TRANSITION ÉCOLOGIQUE. Dans une synthèse consacrée à l'urgence climatique et à ses enjeux dans le bâtiment et au niveau des territoires, une quinzaine de personnalités du secteur de la construction appellent à mettre les bouchées doubles pour réussir la transition écologique de la filière. Au-delà de la simple piqûre de rappel sur un sujet déjà largement connu des professionnels, la tribune cherche à interpeller les politiques à un an de l'élection présidentielle, ainsi que les industriels susceptibles d'impulser un nouvel élan dans la course aux innovations.


Dresser un état des lieux et des solutions pour une transition écologique réussie du secteur de la construction : l'exercice est loin d'être nouveau, mais la synthèse qui vient d'être publiée sur le sujet par l'opérateur Certivéa (filiale du Centre scientifique et technique du bâtiment et commercialisateur de l'offre HQE en France) en remet une couche. Le document a été signé par une quinzaine de personnalités du bâtiment et de l'immobilier aux profils variés : de la députée LREM et co-animatrice du Plan de rénovation énergétique des bâtiments, Marjolaine Meynier-Millefert, à la présidente du Haut conseil pour le climat Corinne Le Quéré et au président de l'Ademe (Agence de la transition écologique) Arnaud Leroy, en passant par l'architecte Denis Valode et le directeur du développement durable de Bouygues, Fabrice Bonnifet, les auteurs cherchent à attirer encore une fois l'attention des décideurs publics comme privés sur la nécessité d'étendre les bonnes pratiques dans le bâtiment.

 

Émissions de gaz à effet de serre, consommation énergétique, gestion des déchets, problèmes de gouvernance entre collectivités territoriales sur tous ces sujets, impact carbone, confort d'été, réversibilité et recyclage, besoin d'innovations qui implique un accompagnement méthodologique et financier… Si le propos de la synthèse n'a rien de révolutionnaire en soi, cette nouvelle piqûre de rappel, administrée à un an de l'élection présidentielle de 2022 et alors que la loi Climat et résilience - qui reprend les propositions de la Convention citoyenne pour le climat - est en ce moment examinée à l'Assemblée nationale, veut malgré tout faire passer un message très simple : si le bâtiment fait certes des efforts pour opérer sa transition écologique, ceux-ci sont encore trop faibles et trop lents. D'où l'urgence à agir. Explications avec le président de Certivéa, Patrick Nossent.

 


Batiactu : Qu'est-ce qui vous a motivé à initier cette démarche auprès de ces personnalités du bâtiment et de l'immobilier ?

 

Patrick Nossent : Cette initiative de Certivéa s'inscrit dans notre vocation d'accompagner les professionnels de ces filières dans les transitions sociétales, environnementales et numériques. Notre constat est simple : dans le bâtiment, nous allons sans doute dans la bonne direction mais nous n'allons pas assez vite. L'objectif de cette synthèse est donc de faire partager cette prise de conscience aux différents acteurs de l'immobilier et de l'aménagement, et rien de mieux pour cela que de faire parler ces acteurs eux-mêmes.
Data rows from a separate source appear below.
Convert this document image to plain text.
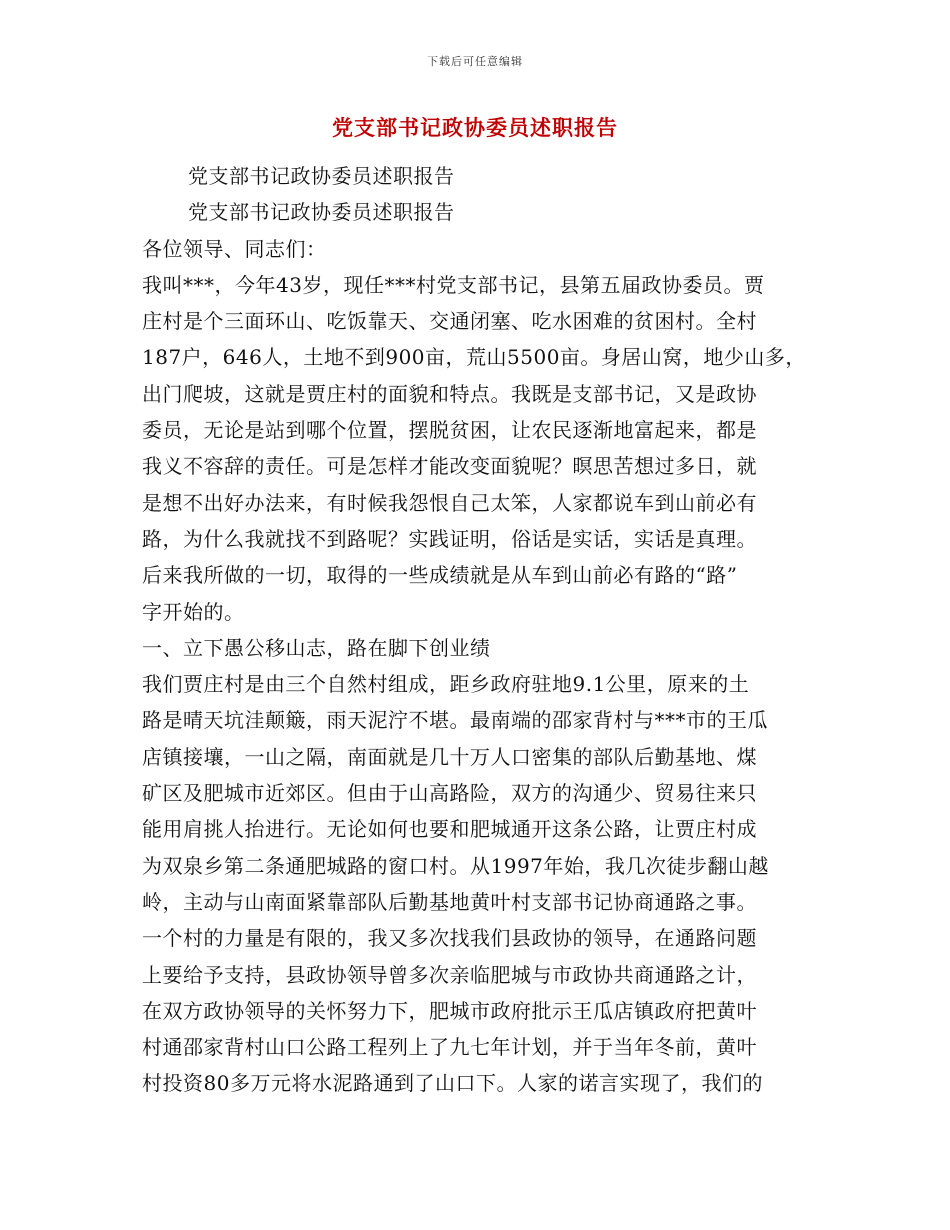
下载后可任意编辑
党支部书记政协委员述职报告
党支部书记政协委员述职报告
党支部书记政协委员述职报告
各位领导、同志们：
我叫***，今年43岁，现任***村党支部书记，县第五届政协委员。贾
庄村是个三面环山、吃饭靠天、交通闭塞、吃水困难的贫困村。全村
187户，646人，土地不到900亩，荒山5500亩。身居山窝，地少山多，
出门爬坡，这就是贾庄村的面貌和特点。我既是支部书记，又是政协
委员，无论是站到哪个位置，摆脱贫困，让农民逐渐地富起来，都是
我义不容辞的责任。可是怎样才能改变面貌呢？暝思苦想过多日，就
是想不出好办法来，有时候我怨恨自己太笨，人家都说车到山前必有
路，为什么我就找不到路呢？实践证明，俗话是实话，实话是真理。
后来我所做的一切，取得的一些成绩就是从车到山前必有路的“路”
字开始的。
一、立下愚公移山志，路在脚下创业绩
我们贾庄村是由三个自然村组成，距乡政府驻地9.1公里，原来的土
路是晴天坑洼颠簸，雨天泥泞不堪。最南端的邵家背村与***市的王瓜
店镇接壤，一山之隔，南面就是几十万人口密集的部队后勤基地、煤
矿区及肥城市近郊区。但由于山高路险，双方的沟通少、贸易往来只
能用肩挑人抬进行。无论如何也要和肥城通开这条公路，让贾庄村成
为双泉乡第二条通肥城路的窗口村。从1997年始，我几次徒步翻山越
岭，主动与山南面紧靠部队后勤基地黄叶村支部书记协商通路之事。
一个村的力量是有限的，我又多次找我们县政协的领导，在通路问题
上要给予支持，县政协领导曾多次亲临肥城与市政协共商通路之计，
在双方政协领导的关怀努力下，肥城市政府批示王瓜店镇政府把黄叶
村通邵家背村山口公路工程列上了九七年计划，并于当年冬前，黄叶
村投资80多万元将水泥路通到了山口下。人家的诺言实现了，我们的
Ils sont engagés, ont réalisé l'urgence à agir, et acceptent de partager leurs solutions ainsi que les bénéfices de ces solutions. De cette manière, on espère susciter une envie générale de passer à l'action. Dans leur diversité, les acteurs que nous avons sollicités partagent vraiment le même constat sur le poids du bâtiment dans le changement climatique, et les moyens possibles pour éviter que la situation ne s'envenime.